I can’t sleep, so I just sit on the settee and listen to the noises of the night and finally decide that I can’t possibly spend another moment in a house with a dead person, so I put on my coat. When I get to the phone box, I dial my friend’s number and wait, but nobody picks up, so I put down the receiver and try again, but again nobody picks up, so now I don’t know what to do except walk the streets. It’s soon lunchtime, and there’s hardly anybody in the pub, so I buy a half of lager and take it to the table in the corner and drink it slowly, and then fetch a few more, and nobody bothers me. When I’ve finished, I go and call yet again, and this time he answers the phone, and I can hear it in his voice that he’s surprised to hear from me. He tells me that he’s positive that the old lady is fine — she sure as hell understands what is meant by a sitting tenant — then he says that maybe I should think about finding another place, for it’s clear that his flat doesn’t suit me.

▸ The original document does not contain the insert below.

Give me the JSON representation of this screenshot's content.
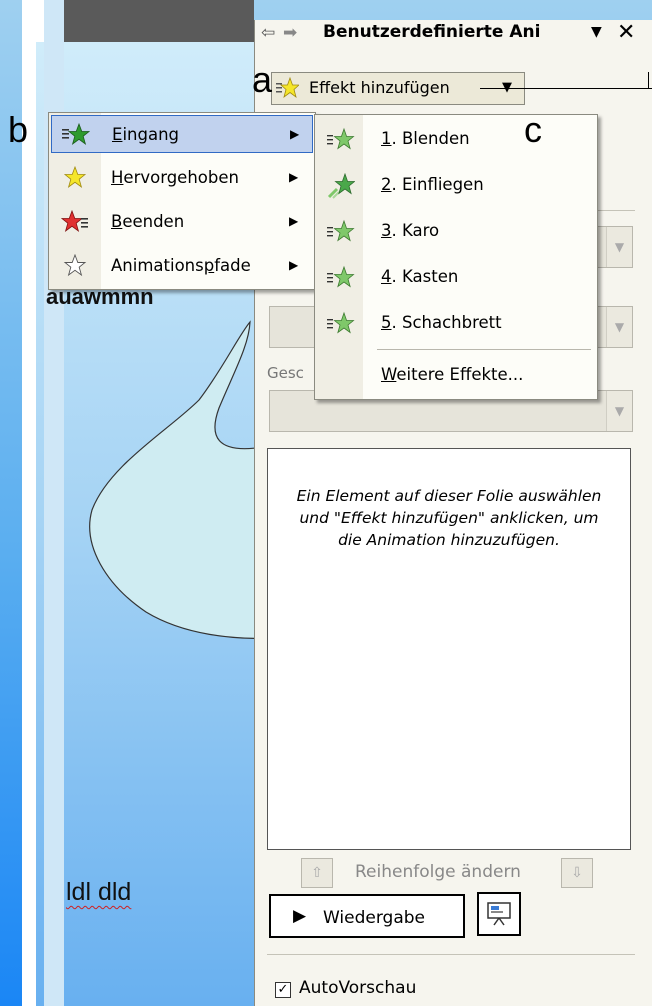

I don’t know what to say, for I was only trying to be helpful, and I certainly wasn’t expecting this. Look, I’ll come by on Saturday or Sunday and we can talk about it. Maybe go for a drive, he says, and this makes me feel better, although I can tell that he’s just rushing me off the phone.
The weekend is finished, and he didn’t come. I go and knock at the old lady’s door again, and this time I can hear her moving about, and so I definitely know now that she’s not dead and she’s just avoiding me. Of course, the sensible thing to do would be to ignore her, but I stand outside of her door, for I know that at some point the woman has to come out. So, I’m outside of her door waiting, like the time in January that I stood up outside of Ben’s school and waited for him to come out, and all the other boys came out, but not my son. And then a red-faced teacher marched across the playground and told me that I had to go now or they would call the authorities, whoever they might be, and he folded his arms, and I didn’t really see any point in causing a scandal and making life uncomfortable for anybody, including Ben. The next day I could see that Denise was annoyed when the social worker turned up at the library and whispered to me that we had to talk. We went into the staff room, and she read me the riot act and tried to get me to agree that what I did was out of line. Apparently, I can’t wait for my own son after school, it’s not allowed. After my social worker left, Denise gave me my final warning.